24 de setembro de 2009

Máquinas

Quando eu era puto, pensava que os bonecos das máquinas de jogos, daquelas de pôr moedinha, eram subordinados das empresas que as fabricavam. O conceito é relativamente simples: Quando eu me dirigia a uma dessas máquinas, de porrada, por exemplo, lá estavam os bonequitos a treinar, a fazer uma demonstração do jogo com uma coreografia mais que velha. Quando eu metia lá a dita moeda no insert coin, as personagens passavam a ser minhas empregadas. Eu escolhia um deles, aquele que me parecia mais adequado para assestar nos outros, que, embora fossem todos colegas e amigos, não tinham outro remédio, a minha moeda assim o obrigava. E lá começava uma sangria pixelizada onde voavam socos virtuais e pontapés digitais e chapadas em código binário.

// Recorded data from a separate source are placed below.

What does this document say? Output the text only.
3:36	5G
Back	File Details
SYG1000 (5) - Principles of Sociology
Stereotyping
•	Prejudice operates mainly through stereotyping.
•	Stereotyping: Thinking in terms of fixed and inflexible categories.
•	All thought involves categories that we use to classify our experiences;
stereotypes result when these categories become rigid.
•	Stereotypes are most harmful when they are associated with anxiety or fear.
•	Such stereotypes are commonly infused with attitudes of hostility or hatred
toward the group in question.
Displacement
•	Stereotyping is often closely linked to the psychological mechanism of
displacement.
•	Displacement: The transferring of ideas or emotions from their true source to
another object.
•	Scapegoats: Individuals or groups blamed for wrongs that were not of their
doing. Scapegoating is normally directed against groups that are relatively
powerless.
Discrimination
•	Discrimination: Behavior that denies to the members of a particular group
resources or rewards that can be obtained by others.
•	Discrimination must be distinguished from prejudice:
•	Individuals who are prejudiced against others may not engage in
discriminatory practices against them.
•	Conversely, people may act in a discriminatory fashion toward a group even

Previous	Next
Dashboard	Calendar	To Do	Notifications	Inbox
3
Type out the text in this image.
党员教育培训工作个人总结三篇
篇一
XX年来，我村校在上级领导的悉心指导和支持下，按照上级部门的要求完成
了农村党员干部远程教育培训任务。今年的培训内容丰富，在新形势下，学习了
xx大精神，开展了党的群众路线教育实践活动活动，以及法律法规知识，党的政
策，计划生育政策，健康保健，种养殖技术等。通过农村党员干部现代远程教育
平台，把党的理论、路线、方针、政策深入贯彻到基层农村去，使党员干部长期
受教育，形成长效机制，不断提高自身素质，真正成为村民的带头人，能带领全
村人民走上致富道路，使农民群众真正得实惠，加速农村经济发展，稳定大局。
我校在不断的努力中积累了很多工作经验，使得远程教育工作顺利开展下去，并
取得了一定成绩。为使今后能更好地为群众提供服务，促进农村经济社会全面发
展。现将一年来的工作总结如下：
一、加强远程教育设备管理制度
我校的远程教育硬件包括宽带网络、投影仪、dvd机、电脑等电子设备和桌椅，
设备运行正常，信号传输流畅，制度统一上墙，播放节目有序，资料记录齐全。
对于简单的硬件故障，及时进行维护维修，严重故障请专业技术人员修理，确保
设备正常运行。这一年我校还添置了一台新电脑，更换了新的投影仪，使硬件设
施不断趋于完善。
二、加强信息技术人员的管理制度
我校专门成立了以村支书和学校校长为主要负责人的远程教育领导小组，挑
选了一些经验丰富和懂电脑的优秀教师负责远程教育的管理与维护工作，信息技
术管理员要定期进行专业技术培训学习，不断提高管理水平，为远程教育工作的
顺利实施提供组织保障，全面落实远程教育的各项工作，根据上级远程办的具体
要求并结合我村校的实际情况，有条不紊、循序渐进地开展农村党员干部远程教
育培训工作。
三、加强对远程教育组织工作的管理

Ninguém se aleijava a sério, fartos disso estavam eles. Notava mesmo uma ponta de satisfação na cara do Boss do nível, quando era eu a levar no lombo depois de despachar os capangas todos dele. Lá via o gajo a passar por cima de mim de braços abertos, no ecran aparecia o seminal “game over”, e o homem desafiava-me a meter mais níquel. Mas eu nunca metia mais dinheiro, perdi e acabou... porque sabia perfeitamente que se eu insertasse mais uma coin durante o jogo, o Boss era obrigado a deixar-me ganhar, por uma simples questão de política empresarial e gestão de jogos: se um desgraçado largar sempre uma moedinha com o mesmo inimigo, porque este não o deixa ganhar, ele nunca mais pega na máquina, e, ainda por cima, vai dizer aos amigos que a “máquina não presta, tem um inimigo final lixado, nunca passei do gajo”. E a máquina afunda-se na solidão, apanha teias da aranha na ranhura e candidata-se a ir passar o resto dos seus dias no fundo de um armazém poeirento, cemitério das “Donas Elviras”, máquinas que deram barraca, máquinas de flippers que já não flipam. Ou seja, é falta de ética meter moedinha quando se perde a meio de um combate com o boss, a não ser quando ele está realmente a passar das marcas.


Ainda hoje, puto sou na mesma, a minha visão pouco se modificou. Continuo a afirmar inequivocamente que a máquina usou de recursos pouco lícitos; como é que é possível que aquele carro anda sempre mais que o meu, como é que aquela granada me atingiu se eu estava completamente abaixado, como é que aquele leão sabia que eu estava escondido ali atrás? Perco. Fico lixado. Carrego repetidamente no botão dos tiros ou dos mísseis, como manda a ética, para passar mais rápido a contagem decrescente para meter a moeda se quisesse continuar. Viro as costas e vou-me embora amuado. Até outra máquina.